Isaac s’arrêta un instant et ajusta péniblement sur son échine busquée le sac pesant apprêté pour son projet. Il jeta un regard à Io : le Pokémon flottait sans bruit, ses petites excroissances métalliques trémulant tantôt imperceptiblement, probablement en écho aux champs magnétiques qui sillonnaient, invisibles, la montagne. Son apparence chromatique — il était moulé dans un alliage cuivré qui le distinguait du Magnéti commun — rendait Io unique, et, de manière singulière, plus cher encore au cœur d’Isaac.
« Allez, mon ami, on est presque arrivés, j’en suis certain », déclara Isaac d’un ton sombre, davantage pour lui-même que pour Io en réalité.
Io émit un faible crépitement en réponse, une sorte de chuintement électrique qui, aux oreilles d'Isaac, revêtait pratiquement les couleurs d’un encouragement. Il en allait toujours ainsi avec Io ; pas de grands élans ni de ronronnements tonnants : il jouait une présence rassurante, qui le liait de façon ténue à la brute réalité. Il s’agissait là, toujours, d’une fraction de ce qui rendait Io si précieux.
Ils reprirent leur ascension, glissant prudemment sous quelques arches rocheuses qui semblaient à l’orée de l’effondrement. Des pans entiers de cette vallée inhospitalières étaient drapés de rocs effritées, évoquant les ruines perdues de civilisations oubliées, et chaque nouvelle foulée exigeait d’être appréciée avec soin afin d’éviter de dégringoler et de se meurtrir gravement sur l’une de ses hostiles arêtes.
Isaac se souvint, en contournant une faille béante qui semblait dominer le Tartare même, des paroles d’un vieil original dont il avait fait la fortuite rencontre Célestia « Il est un temple encore, là-haut, édifié par des mains qui ont connues et dansées avec les dieux », lui avait-il raconté, d’une voix rauque qui avait soudain dominée les conversations animées du restaurant de l’auberge où il avait fait étape. Isaac ne pouvait dire ce qui l'avait poussé à accorder du crédit à cette insolite fable. Sans doute était-ce l’éclat de certitude qui pétillait les yeux de cet étrange vieillard ou, encore la naïve idée que ce temple existait peut-être et qu'il pouvait le trouver. Était-ce sinon la fugitive fantaisie d’effleurer quelque chose de divin, ou qui l’était prétendument, lui qui toute sa vie durant s’était opiniâtrement appliqué à observer le monde avec un pragmatisme désabusé. Autrefois, il aurait balayé ce comte et pris poliment congé de son interlocuteur. Mais d’étranges circonstances s’étaient nouées, et de telle façon, qu’en ce jour morne, il se trouvait sur l’un des pans tordus de ce sommet qui avait été le berceau de Sinnoh et du monde.
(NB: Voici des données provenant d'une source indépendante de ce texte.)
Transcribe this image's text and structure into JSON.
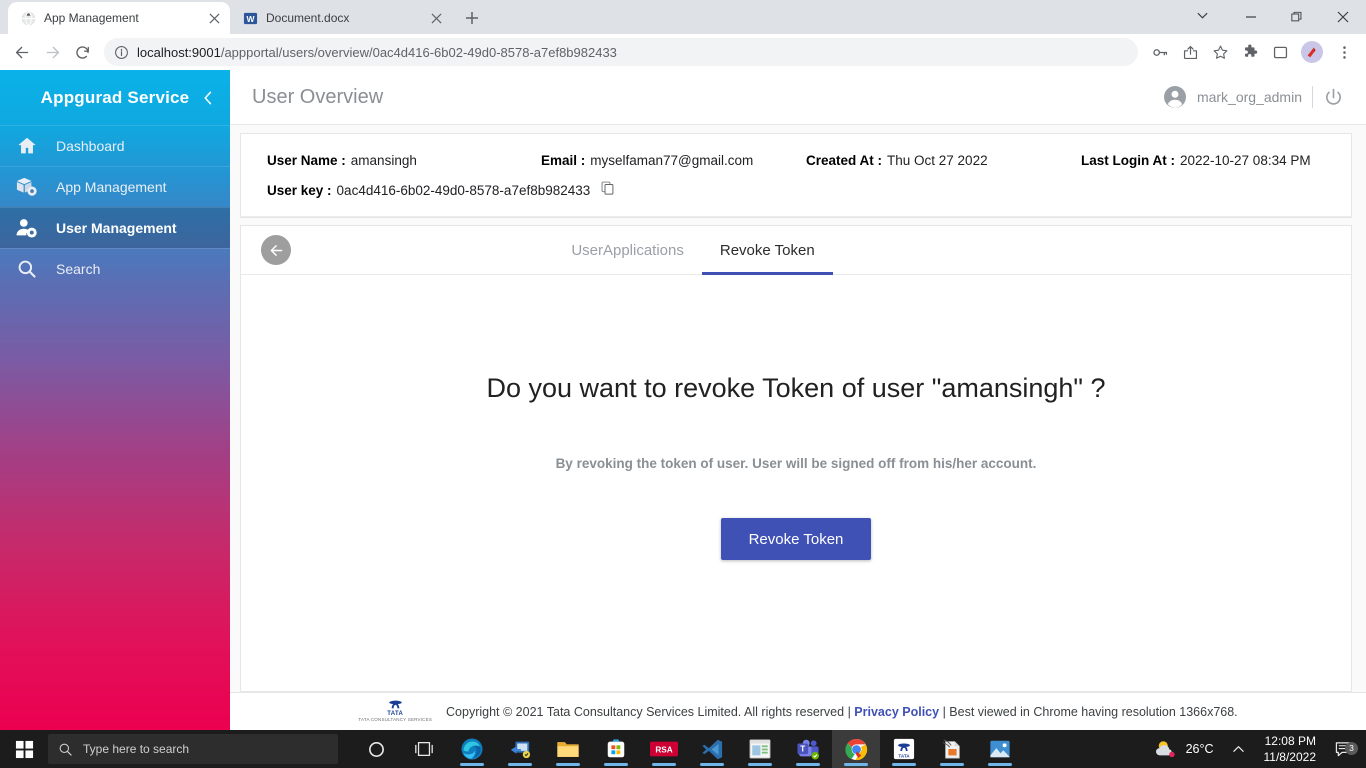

« Crois-tu que nous le trouverons, Io ? Ou qu’il existe, seulement ? Et alors, que ferons-nous lorsque nous l’aurons atteint ? » fit Isaac en se gorgeant d’une goulée de l’air chiche en oxygène des hauteurs, ses yeux s’égarant vers le sommet invisible.
Io ne lui offrit aucune réaction, mais continua de progresser dans son giron, mu par une inébranlable détermination.
Au décours de nombreuses heures d’ascension et de détours pour se soustraire aux périls les plus cruels qu’offrait ce sinistre tableau, ils atteignirent enfin une combe d’une quiétude sépulcrale. Là, entre des amas de roches et de buissons rabougris, Isaac aperçu ce qui figurait un chemin ancien, bordé de pierres étranges qui semblaient avoir été taillées par des mains humaines. Le cœur d’Isaac battit un peu plus fort. Ils étaient sur la bonne voie, à n’en point douter.
« Regarde, Io, je crois qu'on approche », déclara-t-il, d’un ton coloré par une excitation qui le ramenait à sa lointaine jeunesse.
La lumière du jour fléchissait déjà, la montagne jetant de longues et sinistres écharpes de ténèbres tandis que le soleil, invisible dans l’ombre des agrégats papilleux de nuages et de méphitiques fumées, entamait tristement son déclin. Isaac tira une torche électrique de l’une des poches latérales de son grand sac, la secoua vivement afin de s’assurer qu’elle fonctionnait encore, et l'alluma, projetant un rai de lumière jaunâtre et timide devant lui. Io le précédait de quelques coudées, auréolée par la lueur chiche, et pendant un instant, Isaac se sentit comme étreint par une étrange mais réconfortante chaleur — il se revit adolescent, à parcourir les routes herbeuses qui ourlaient la fière Céladopole, dans le Kanto, où ses parents l’avaient élevé. Il se rappela comment il se lançait après les Rattata affolés dans les glaïeuls, observait les Abra endormis à l’ombre de grands tilleuls émeraude et péchait des Magicarpe dans des cours d’eau parfumés et opalescent. Il eut un frisson.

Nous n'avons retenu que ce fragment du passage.